Xi made the remarks during a two-day conference that ended Saturday, which is likely to set the direction of Chinese policy in Xinjiang for years to come. While the initial official summary of the meeting gave few details, Xi’s unyielding words signaled that condemnation from the United States, the European Union and other powers has not shifted his determination to subdue Xinjiang’s Muslim minorities through a dual strategy of political indoctrination and state-driven demographic change.
“Viewed overall, Xinjiang is enjoying a favorable setting of social stability with the people living in peace and contentment,” Xi told the meeting, according to the summary issued by Xinhua News Agency. “The facts have abundantly demonstrated that our national minority work has been a success.”
Xi’s speech was revealed at the end of a week that exposed the stark costs of China’s security strategy in Xinjiang, as well as continued international ire over the indoctrination camps and detention sites that have held hundreds of thousands — and possibly 1 million or more — Muslim minorities in Xinjiang. But Xi gave no signs of markedly softening his policies there.
The Chinese Communist Party’s strategy in Xinjiang had been proved “totally correct,” Xi said, adding that “it must be held to for the long term.”
The implications of Xi’s latest comments on Xinjiang may take months, even years, to become clear. Xi used a similar meeting in 2014 to demand a much tougher approach to unrest, resistance and separatist violence in the region.
Ever since Chinese Communist Party forces took over Xinjiang in 1949, the authorities have struggled to establish lasting control over the region’s Uighurs, Kazakhs and other minorities. Their Turkic language and Muslim traditions have set them apart from China’s Han majority, and many members of these minorities have resented the expanding presence and power of the Han Chinese majority.
After a string of attacks and protests by Uighurs, Xi set policy in Xinjiang on a more radical course after 2014, leading to the construction of hundreds of indoctrination camps intended to weaken Uighur and Kazakh adherence to Islam, and to turn them into loyal citizens who disavow separatism. At the same time, the Chinese government has tried to uproot hundreds of thousands of Uighurs from villages and assign them urban and factory jobs, where officials hope they will earn more and cast aside their traditional lifestyles.
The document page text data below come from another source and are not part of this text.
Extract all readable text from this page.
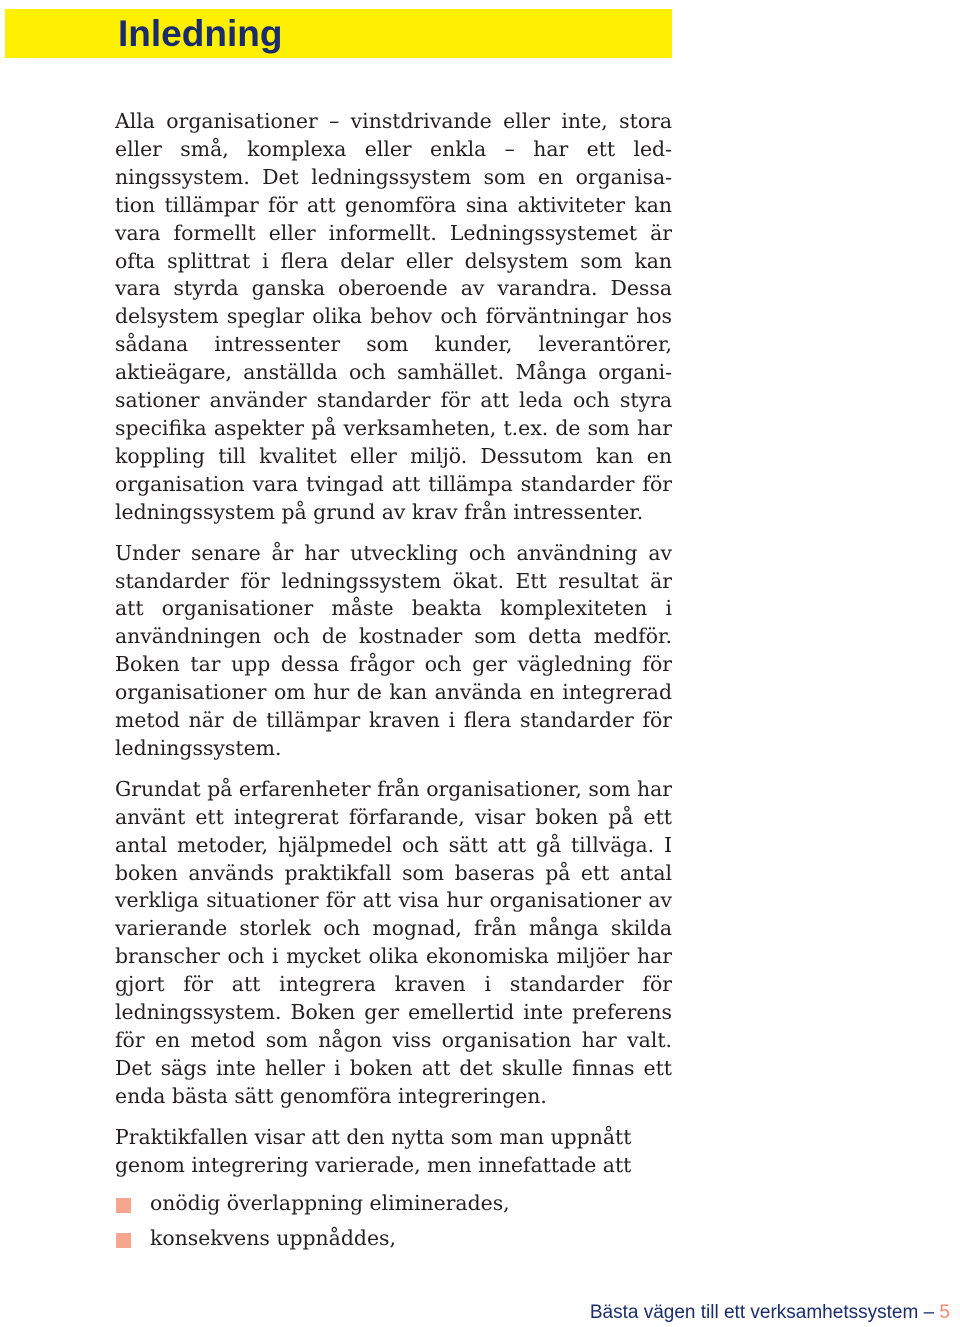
Inledning

Alla organisationer – vinstdrivande eller inte, stora eller små, komplexa eller enkla – har ett ledningssystem. Det ledningssystem som en organisation tillämpar för att genomföra sina aktiviteter kan vara formellt eller informellt. Ledningssystemet är ofta splittrat i flera delar eller delsystem som kan vara styrda ganska oberoende av varandra. Dessa delsystem speglar olika behov och förväntningar hos sådana intressenter som kunder, leverantörer, aktieägare, anställda och samhället. Många organisationer använder standarder för att leda och styra specifika aspekter på verksamheten, t.ex. de som har koppling till kvalitet eller miljö. Dessutom kan en organisation vara tvingad att tillämpa standarder för ledningssystem på grund av krav från intressenter.

Under senare år har utveckling och användning av standarder för ledningssystem ökat. Ett resultat är att organisationer måste beakta komplexiteten i användningen och de kostnader som detta medför. Boken tar upp dessa frågor och ger vägledning för organisationer om hur de kan använda en integrerad metod när de tillämpar kraven i flera standarder för ledningssystem.

Grundat på erfarenheter från organisationer, som har använt ett integrerat förfarande, visar boken på ett antal metoder, hjälpmedel och sätt att gå tillväga. I boken används praktikfall som baseras på ett antal verkliga situationer för att visa hur organisationer av varierande storlek och mognad, från många skilda branscher och i mycket olika ekonomiska miljöer har gjort för att integrera kraven i standarder för ledningssystem. Boken ger emellertid inte preferens för en metod som någon viss organisation har valt. Det sägs inte heller i boken att det skulle finnas ett enda bästa sätt genomföra integreringen.

Praktikfallen visar att den nytta som man uppnått genom integrering varierade, men innefattade att

onödig överlappning eliminerades,
konsekvens uppnåddes,
Bästa vägen till ett verksamhetssystem – 5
The Chinese government has kept building detention facilities in the region, including hulking prison-like complexes hemmed by high walls, the Australian Strategic Policy Institute said in a report released on Thursday. Separately, another report released by the Institute, and a parallel investigation by The New York Times, found that thousands of mosques, shrines and other Islamic religious sites have been demolished in Xinjiang since 2017.
In his published remarks, Xi did not expressly mention the indoctrination camps, which Chinese government officials have defended as a friendly vocational training centers. Even so, Xi’s broad comments suggested that he wants the government to continue indoctrination efforts across Xinjiang, even if the camps play a reduced role in that campaign.
“Incorporate education about a shared awareness of Chinese nationhood into education for Xinjiang cadres, youth and children, and society,” Xi said. “Make a shared awareness of Chinese nationhood take root deep in the soul.”
A Times investigation last year cited internal speeches by Xi in 2014, when he called for all-out “struggle against terrorism, infiltration and separatism” in Xinjiang using the “organs of dictatorship,” and showing “absolutely no mercy.” But it took years for his broad demands to lead to mass detentions into the new camps.
At his latest meeting, Xi’s published remarks sounded less alarmed than he did in 2014, suggesting that his government feels it has a firmer grip on Xinjiang. The published remarks did not mention terror threats but focused on what he said were rising incomes of the people of Xinjiang and government spending.
Xi’s latest speech appeared to signal that the Chinese government would continue investing heavily in industrial and urban development in Xinjiang. In a recent government white paper, Beijing defended labor allocation programs for rural Uighurs in Xinjiang that many international experts say rely on pressure and coercion to keep the job recruits in their posts.
But products from Xinjiang are increasingly shunned by Western companies, worried that they may be implicated in accusations of using forced labor.
On Wednesday, the U.S. House of Representatives approved legislation that would bar imports from Xinjiang unless they were proven not to have used forced labor. The Trump administration has imposed sanctions on officials deemed responsible for policy in Xinjiang, and imposed restrictions on imports of clothing, hair products and technological goods from that region.